Abstract:
OBJECTIVE: To explore the clinical and genetic characteristics of two newborns with Central nuclear myopathy (CNM).
METHODS: Two newborns with CNM diagnosed clinically at Wuhan Children\'s Hospital Affiliated to Tongji Medical College, Huazhong University of Science and Technology in April 2019 and November 2021 were selected as the study subjects, and their clinical data was collected. Both newborns and their parents were subjected chromosomal karyotyping analysis and whole exome sequencing (WES). Candidate variants were verified by Sanger sequencing. Pathogenicity of the candidate variants was evaluated based on the guidelines from the American College of Medical Genetics and Genomics (ACMG).

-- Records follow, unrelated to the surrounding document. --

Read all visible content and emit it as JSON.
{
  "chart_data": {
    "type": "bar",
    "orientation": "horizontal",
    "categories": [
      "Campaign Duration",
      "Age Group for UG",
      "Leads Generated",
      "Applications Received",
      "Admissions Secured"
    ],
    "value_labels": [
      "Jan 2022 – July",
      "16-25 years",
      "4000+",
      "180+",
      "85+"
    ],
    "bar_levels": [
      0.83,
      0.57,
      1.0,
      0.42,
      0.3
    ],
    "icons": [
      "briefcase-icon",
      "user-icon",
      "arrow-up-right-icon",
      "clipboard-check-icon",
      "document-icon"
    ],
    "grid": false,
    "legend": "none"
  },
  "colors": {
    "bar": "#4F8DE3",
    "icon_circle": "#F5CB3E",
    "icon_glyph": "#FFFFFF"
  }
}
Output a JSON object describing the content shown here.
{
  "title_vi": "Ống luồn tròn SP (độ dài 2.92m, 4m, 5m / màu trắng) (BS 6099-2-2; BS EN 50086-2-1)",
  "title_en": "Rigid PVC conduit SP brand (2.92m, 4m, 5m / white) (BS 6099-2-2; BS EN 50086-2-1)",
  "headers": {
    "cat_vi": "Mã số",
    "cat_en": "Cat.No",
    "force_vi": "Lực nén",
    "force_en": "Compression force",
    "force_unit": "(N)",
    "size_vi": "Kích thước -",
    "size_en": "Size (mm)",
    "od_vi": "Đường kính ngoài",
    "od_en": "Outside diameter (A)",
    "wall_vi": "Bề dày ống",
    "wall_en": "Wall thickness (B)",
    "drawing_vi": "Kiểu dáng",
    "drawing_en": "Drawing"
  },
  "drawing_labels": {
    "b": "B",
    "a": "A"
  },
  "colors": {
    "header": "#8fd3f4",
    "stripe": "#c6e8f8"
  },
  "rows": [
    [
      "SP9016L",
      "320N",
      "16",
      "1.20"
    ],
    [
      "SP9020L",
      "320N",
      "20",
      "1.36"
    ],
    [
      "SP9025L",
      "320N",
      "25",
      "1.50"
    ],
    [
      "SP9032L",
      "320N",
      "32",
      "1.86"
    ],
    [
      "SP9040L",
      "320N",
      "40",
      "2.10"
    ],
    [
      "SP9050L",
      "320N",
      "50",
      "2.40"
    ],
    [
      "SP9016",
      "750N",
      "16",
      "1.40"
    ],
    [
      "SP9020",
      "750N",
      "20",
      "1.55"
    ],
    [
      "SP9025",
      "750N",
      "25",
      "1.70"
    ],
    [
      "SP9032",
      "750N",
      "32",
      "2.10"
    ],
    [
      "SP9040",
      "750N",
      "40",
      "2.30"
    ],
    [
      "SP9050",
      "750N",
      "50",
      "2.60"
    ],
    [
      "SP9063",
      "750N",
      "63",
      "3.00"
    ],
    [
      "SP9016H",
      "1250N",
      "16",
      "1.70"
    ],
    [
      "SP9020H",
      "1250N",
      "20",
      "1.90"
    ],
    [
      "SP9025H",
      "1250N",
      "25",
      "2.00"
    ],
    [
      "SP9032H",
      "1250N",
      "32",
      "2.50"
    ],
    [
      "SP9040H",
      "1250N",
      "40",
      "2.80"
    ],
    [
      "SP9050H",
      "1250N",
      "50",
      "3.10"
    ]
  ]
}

RESULTS: Patient 1 was a male neonate and Patient 2 was a 20-day-old male infant. Both newborns had featured difficulty in breathing and swallowing. WES revealed that both had harbored hemizygous variants of the MTM1 gene, which were verified by Sanger sequencing. Patient 1 had harbored a c.1261A>G variant. Based on the ACMG guidelines, it was rated as pathogenic (PVS1+PM2_Supporting+PP3). Patient 2 harbored a c.342delT variant, which was also rated as pathogenic (PVS1+PM2_Supporting+PP3).
CONCLUSIONS: The c.1261A>G and c.342delT variants of the MTM1 gene probably underlay the pathogenesis of CNM in the two patients.
METHODS: Two newborns with CNM diagnosed clinically at Wuhan Children\'s Hospital Affiliated to Tongji Medical College, Huazhong University of Science and Technology in April 2019 and November 2021 were selected as the study subjects, and their clinical data was collected. Both newborns and their parents were subjected chromosomal karyotyping analysis and whole exome sequencing (WES). Candidate variants were verified by Sanger sequencing. Pathogenicity of the candidate variants was evaluated based on the guidelines from the American College of Medical Genetics and Genomics (ACMG).
RESULTS: Patient 1 was a male neonate and Patient 2 was a 20-day-old male infant. Both newborns had featured difficulty in breathing and swallowing. WES revealed that both had harbored hemizygous variants of the MTM1 gene, which were verified by Sanger sequencing. Patient 1 had harbored a c.1261A>G variant. Based on the ACMG guidelines, it was rated as pathogenic (PVS1+PM2_Supporting+PP3). Patient 2 harbored a c.342delT variant, which was also rated as pathogenic (PVS1+PM2_Supporting+PP3).
CONCLUSIONS: The c.1261A>G and c.342delT variants of the MTM1 gene probably underlay the pathogenesis of CNM in the two patients.
摘要:
目的:探讨2例中枢神经性肌病(CNM)新生儿的临床和遗传特点。
方法:同济医学院附属武汉儿童医院临床诊断为CNM的2例新生儿,华中科技大学于2019年4月和2021年11月作为研究对象。并收集了他们的临床数据。对新生儿及其父母进行染色体核型分析和全外显子组测序(WES)。通过Sanger测序验证候选变体。基于美国医学遗传学和基因组学学院(ACMG)的指南评估候选变体的致病性。
结果:患者1为男性新生儿,患者2为20天大的男性婴儿。两个新生儿都有呼吸困难和吞咽困难。WES显示两者都含有MTM1基因的半合子变体,经Sanger测序验证。患者1具有c.1261A>G变体。根据ACMG指南,它被评为致病性(PVS1+PM2_支持+PP3)。患者2携带c.342delT变体,也被评为致病性(PVS1+PM2_支持+PP3)。
结论:MTM1基因的c.1261A>G和c.342delT变异可能是2例CNM发病机制的基础。
方法:同济医学院附属武汉儿童医院临床诊断为CNM的2例新生儿,华中科技大学于2019年4月和2021年11月作为研究对象。并收集了他们的临床数据。对新生儿及其父母进行染色体核型分析和全外显子组测序(WES)。通过Sanger测序验证候选变体。基于美国医学遗传学和基因组学学院(ACMG)的指南评估候选变体的致病性。
结果:患者1为男性新生儿,患者2为20天大的男性婴儿。两个新生儿都有呼吸困难和吞咽困难。WES显示两者都含有MTM1基因的半合子变体,经Sanger测序验证。患者1具有c.1261A>G变体。根据ACMG指南,它被评为致病性(PVS1+PM2_支持+PP3)。患者2携带c.342delT变体,也被评为致病性(PVS1+PM2_支持+PP3)。
结论:MTM1基因的c.1261A>G和c.342delT变异可能是2例CNM发病机制的基础。